Palestinian disgust with the corruption of Fatah, the largest faction of the PLO, led to Hamas as the victor in 2006 balloting in Gaza, the last time elections were held there.
“Israel has been pounding the Gaza Strip every several years since 2008. They call it ‘mowing the grass,’” said Beinin, a former president of the Middle East Studies Association of North America.
The deterioration of the situation in the Middle East in recent decades “is clearly an American failure,” according to Zogby, contending that Washington has not effectively used its influence. Zogby refers to the Israelis as America’s spoiled child and the Palestinians as the abused child.
“America has not taken the adult role that it should take and create limits for both sides. We put pressure on and punished Palestinians, and we've continually rewarded and placated Israel,” Zogby told VOA.
That led to an inevitable violent outburst from Hamas in the densely populated Gaza Strip, according to Beinin. “You’re going to imprison 2.1 million people for a decade-and-a-half and there won't be an explosion?”
The Stanford professor said he has family at a kibbutz that was attacked on Saturday, adding, “I don’t know where they all are at this moment.”
More than 600 Israelis were killed and at least 2,200 wounded in the Saturday attacks by Hamas, according to officials in Tel Aviv. It was the deadliest day of violence for Israel since the Yom Kippur War 50 years ago.
Hamas has also abducted 100 Israelis, including women, children and the elderly, as well as soldiers, and taken them to Gaza.
Israeli retaliation in Gaza, through shelling and airstrikes, has killed 300 people, half of them civilians, according to Hamas.
There is a wider geopolitical context with the timing of the Hamas attack – an attempt to thwart the normalization of relations between Israel and Saudi Arabia.
“Who opposes it? Hezbollah, Hamas, and Iran,” said U.S. Secretary of State Antony Blinken on Sunday during an appearance on ABC’s “This Week” program.
“So, to the extent that this was designed to try to derail the efforts that were being made, that speaks volumes.”
The Abraham Accords, initiated by the previous U.S. administration of President Donald Trump, effectively ignored the Israeli-Palestinian conflict in pursuing diplomatic recognition between Israel and additional Arab nations.
Iran and Hamas have a long relationship, noted Blinken in his Sunday TV interviews.
“Hamas wouldn't be Hamas without the support it's had for many years from Iran.

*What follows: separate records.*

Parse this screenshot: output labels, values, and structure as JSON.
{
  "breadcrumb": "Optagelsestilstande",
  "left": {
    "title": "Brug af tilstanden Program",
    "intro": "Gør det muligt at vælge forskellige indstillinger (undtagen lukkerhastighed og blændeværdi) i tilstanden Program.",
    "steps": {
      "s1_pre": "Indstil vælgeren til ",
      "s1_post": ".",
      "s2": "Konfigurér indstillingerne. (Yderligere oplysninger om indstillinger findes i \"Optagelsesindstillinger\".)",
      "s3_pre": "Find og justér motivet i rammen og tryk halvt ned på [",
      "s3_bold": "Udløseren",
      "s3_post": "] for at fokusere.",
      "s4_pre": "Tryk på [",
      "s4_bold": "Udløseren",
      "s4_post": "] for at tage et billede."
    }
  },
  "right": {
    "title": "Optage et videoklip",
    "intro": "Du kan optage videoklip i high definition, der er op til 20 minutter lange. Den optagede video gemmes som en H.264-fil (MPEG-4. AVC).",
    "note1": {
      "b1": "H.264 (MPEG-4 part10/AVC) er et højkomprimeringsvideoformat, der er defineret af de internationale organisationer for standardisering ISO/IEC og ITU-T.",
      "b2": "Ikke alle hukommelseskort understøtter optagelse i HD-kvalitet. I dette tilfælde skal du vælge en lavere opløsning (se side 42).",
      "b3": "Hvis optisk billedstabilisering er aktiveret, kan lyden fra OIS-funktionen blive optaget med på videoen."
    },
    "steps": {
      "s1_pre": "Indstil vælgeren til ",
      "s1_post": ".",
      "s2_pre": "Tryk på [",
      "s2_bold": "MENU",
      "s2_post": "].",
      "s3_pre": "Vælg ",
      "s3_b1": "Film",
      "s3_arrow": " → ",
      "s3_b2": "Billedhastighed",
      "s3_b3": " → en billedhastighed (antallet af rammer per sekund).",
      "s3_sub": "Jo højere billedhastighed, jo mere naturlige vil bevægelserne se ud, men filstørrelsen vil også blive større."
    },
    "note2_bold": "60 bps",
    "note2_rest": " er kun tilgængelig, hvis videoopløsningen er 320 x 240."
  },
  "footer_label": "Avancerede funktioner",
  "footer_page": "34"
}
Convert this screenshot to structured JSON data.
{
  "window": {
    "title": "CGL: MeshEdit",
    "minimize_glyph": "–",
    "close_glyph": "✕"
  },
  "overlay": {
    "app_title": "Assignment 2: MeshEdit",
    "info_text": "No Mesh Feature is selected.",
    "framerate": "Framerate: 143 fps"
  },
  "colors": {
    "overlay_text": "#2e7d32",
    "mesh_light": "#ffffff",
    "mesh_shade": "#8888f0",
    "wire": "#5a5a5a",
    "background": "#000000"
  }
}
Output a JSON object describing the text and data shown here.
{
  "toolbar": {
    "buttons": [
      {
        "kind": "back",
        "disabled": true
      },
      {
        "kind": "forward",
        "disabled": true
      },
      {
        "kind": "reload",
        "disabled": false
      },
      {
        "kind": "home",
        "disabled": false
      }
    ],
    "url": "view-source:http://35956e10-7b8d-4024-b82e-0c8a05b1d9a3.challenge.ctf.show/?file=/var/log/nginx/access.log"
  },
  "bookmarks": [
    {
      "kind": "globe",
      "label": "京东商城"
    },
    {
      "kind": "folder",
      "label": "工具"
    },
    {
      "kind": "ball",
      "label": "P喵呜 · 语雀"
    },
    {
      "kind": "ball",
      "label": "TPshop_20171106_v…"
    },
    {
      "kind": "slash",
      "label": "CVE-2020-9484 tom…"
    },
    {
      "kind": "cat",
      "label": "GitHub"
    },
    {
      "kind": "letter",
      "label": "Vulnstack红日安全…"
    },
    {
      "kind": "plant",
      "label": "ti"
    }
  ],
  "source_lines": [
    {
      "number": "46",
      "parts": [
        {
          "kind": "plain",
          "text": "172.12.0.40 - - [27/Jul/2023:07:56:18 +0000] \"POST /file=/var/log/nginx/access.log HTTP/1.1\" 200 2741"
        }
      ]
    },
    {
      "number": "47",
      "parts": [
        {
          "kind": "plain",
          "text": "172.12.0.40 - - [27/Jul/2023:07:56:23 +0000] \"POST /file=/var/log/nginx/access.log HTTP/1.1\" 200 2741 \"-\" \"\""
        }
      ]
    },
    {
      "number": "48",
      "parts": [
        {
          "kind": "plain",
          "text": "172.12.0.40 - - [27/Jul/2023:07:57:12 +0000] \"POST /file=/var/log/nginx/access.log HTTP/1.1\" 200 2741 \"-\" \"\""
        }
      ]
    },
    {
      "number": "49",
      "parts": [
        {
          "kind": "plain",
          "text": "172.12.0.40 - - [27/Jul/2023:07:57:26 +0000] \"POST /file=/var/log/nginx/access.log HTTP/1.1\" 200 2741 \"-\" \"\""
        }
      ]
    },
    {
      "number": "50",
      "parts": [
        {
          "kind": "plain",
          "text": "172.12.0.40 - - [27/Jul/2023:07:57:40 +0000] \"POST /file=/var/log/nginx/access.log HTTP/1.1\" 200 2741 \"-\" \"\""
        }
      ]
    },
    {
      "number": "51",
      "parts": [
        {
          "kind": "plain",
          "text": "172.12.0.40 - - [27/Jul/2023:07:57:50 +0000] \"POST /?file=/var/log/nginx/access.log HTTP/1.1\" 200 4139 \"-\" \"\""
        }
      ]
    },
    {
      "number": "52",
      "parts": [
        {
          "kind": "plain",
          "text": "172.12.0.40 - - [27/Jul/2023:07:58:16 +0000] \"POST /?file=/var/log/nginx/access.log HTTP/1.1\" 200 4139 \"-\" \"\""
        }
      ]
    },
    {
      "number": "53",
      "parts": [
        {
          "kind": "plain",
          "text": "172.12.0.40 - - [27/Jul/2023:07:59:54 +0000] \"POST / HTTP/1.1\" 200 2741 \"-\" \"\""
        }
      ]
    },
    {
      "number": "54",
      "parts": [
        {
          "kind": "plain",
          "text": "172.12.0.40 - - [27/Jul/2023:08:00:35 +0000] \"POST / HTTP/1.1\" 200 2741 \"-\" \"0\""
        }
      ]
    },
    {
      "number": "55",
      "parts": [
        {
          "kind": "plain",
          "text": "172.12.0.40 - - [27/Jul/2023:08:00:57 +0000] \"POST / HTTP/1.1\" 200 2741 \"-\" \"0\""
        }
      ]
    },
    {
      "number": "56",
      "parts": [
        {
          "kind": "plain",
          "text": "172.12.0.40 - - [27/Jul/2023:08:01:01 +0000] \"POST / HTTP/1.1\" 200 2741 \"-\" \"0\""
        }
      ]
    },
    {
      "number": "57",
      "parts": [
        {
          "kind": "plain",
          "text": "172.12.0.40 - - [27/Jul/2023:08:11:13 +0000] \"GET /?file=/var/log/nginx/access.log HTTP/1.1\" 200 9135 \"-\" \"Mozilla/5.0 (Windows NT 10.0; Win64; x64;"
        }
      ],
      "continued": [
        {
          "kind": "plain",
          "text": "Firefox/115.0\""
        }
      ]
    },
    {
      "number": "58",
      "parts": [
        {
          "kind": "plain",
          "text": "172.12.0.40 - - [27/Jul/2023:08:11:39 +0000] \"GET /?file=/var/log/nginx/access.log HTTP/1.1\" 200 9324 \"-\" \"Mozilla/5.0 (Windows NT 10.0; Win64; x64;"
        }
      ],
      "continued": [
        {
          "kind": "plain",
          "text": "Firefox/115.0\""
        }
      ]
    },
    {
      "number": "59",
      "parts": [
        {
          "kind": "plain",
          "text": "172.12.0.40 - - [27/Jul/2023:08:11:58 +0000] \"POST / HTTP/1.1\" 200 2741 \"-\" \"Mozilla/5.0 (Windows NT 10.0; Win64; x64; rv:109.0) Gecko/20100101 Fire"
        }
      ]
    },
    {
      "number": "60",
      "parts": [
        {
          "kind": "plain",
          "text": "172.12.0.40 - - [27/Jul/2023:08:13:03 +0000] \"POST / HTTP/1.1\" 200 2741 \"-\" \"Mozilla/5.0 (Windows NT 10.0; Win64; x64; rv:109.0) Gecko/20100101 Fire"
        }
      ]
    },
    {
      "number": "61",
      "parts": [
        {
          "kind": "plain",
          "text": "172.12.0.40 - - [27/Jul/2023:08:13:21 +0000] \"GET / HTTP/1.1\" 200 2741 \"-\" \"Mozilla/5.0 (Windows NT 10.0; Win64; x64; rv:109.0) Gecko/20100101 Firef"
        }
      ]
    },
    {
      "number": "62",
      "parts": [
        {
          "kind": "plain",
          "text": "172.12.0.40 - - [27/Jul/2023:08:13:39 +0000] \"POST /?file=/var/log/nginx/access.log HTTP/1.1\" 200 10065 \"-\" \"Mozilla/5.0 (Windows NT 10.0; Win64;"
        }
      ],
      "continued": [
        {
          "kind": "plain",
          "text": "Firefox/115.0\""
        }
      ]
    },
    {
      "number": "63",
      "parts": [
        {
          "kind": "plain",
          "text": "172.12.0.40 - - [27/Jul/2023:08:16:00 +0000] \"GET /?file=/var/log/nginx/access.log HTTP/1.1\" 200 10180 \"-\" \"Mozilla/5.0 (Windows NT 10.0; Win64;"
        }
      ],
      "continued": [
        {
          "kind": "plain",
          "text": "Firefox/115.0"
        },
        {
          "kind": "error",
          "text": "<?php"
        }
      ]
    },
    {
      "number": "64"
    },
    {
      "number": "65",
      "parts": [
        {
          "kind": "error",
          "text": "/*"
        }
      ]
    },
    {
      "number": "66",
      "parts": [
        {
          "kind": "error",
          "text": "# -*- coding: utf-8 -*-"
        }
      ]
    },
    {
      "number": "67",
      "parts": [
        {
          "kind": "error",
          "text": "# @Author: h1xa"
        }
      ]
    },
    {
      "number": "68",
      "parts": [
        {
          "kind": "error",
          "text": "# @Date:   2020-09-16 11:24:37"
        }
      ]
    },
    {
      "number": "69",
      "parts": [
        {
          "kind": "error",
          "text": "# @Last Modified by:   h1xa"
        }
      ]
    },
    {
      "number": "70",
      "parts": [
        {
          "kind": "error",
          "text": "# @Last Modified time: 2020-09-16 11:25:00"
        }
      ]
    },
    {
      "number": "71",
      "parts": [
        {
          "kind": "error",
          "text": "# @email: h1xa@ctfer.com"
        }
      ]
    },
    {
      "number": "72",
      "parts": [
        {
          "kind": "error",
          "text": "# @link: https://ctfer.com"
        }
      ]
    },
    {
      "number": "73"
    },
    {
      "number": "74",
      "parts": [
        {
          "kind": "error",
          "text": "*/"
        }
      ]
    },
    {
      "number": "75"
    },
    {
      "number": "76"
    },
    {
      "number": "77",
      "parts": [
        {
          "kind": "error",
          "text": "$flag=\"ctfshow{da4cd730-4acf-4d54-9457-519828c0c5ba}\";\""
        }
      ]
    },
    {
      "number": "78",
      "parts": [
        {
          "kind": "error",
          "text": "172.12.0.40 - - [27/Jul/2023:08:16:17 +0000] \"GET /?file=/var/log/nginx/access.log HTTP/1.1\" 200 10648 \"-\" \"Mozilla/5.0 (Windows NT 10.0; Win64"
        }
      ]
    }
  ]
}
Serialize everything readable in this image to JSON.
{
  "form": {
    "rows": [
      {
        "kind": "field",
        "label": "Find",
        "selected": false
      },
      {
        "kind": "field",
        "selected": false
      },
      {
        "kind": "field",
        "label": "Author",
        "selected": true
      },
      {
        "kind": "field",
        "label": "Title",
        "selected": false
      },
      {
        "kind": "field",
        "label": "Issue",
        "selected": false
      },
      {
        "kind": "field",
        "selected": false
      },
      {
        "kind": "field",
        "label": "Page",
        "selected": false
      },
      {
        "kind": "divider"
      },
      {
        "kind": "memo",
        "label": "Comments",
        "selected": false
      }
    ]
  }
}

In this moment, we don't have anything that shows us that Iran was directly involved in this attack, in planning it or in carrying it out. But that's something we're looking at very carefully, and we've got to see where the facts lead,” said Blinken on NBC’s "Meet the Press” program.
“I think it's unlikely Hamas could have carried this out without that support,” said Elgindy at the Middle East Institute. But, he added, “Hamas is not an operative or a proxy of the Iranian regime.”
For decades, the Saudis, who are Sunni Muslims, have been engaged in a rivalry with the Iranians, who are Shiite Muslims, for leadership of the Islamic world. The split goes back to the 7th century when Muslims became divided about who should be the Prophet Muhammad’s successor as caliph.
Nearly all Palestinian Muslims are Sunnis and Hamas is a Sunni-led faction, something that has not prevented support from the Shiite Islamic Republic in Tehran.
State television in Iran on Saturday showed video of members of parliament in Tehran standing and chanting “Death to Israel” and “Palestine is victorious,” while government officials were quoted pledging support for the “anti-Zionist resistance” across the region.
“People will talk about Israeli intransigence and Palestinian suffering. All true. None of that justifies this barbaric attack on civilians and hostage taking. The Middle East will never be the same,” predicted Steven David, a professor of international relations at Johns Hopkins University.